More to be done: For the FTSE 350 to hit the 33% target for women on boards by 2020, ‘almost one in two - or around 40% of all appointments - need to go to women over the next three years’. The quality of these appointments matters too. So far, the overwhelming majority of new female appointments have been made at the non-executive level, says Raj Tulsiani, CEO of interim management company Green Park.

‘Green Park’s annual Leadership 10,000 report found that the number of FTSE100 female executive directors has actually decreased across the index this year and now sits at under half of the total number of female non-executive directors,' says Tulsiani. 

There are other major issues to tackle too, such as the gender pay gap, unconscious bias and discrimination against working mothers.

Recent stats from Equality Human Rights show that one in nine mothers (11%) reported that they were either dismissed, made compulsorily redundant where others in their workplace were not, or treated so poorly they felt they had to leave their job.

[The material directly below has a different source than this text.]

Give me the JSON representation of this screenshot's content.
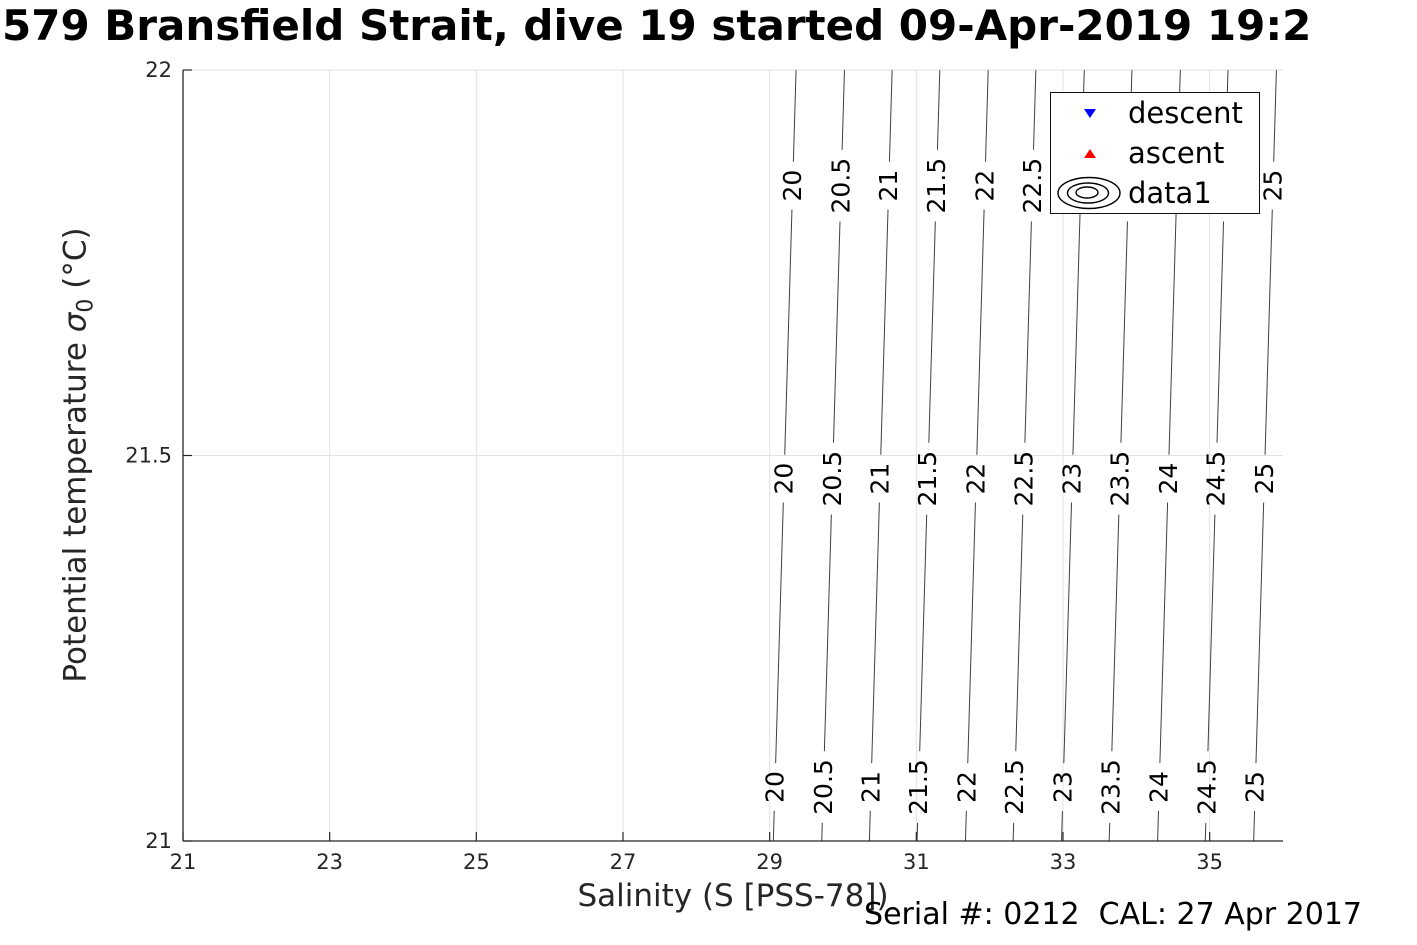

'If this is then scaled up to the general population, it could mean as many as 54,000 mothers a year are forced out of their jobs,' says Shannan Weeks of VerriBerri, which has an all-female managerial staff. 'The Hampton-Alexander Review shows we're making promising steps towards women's equality - but there are still big issues to address.'

The World Economic Forum reckons it will take 217 years for disparities in the pay and employment opportunities of men and women to end. British businesses need to up their game.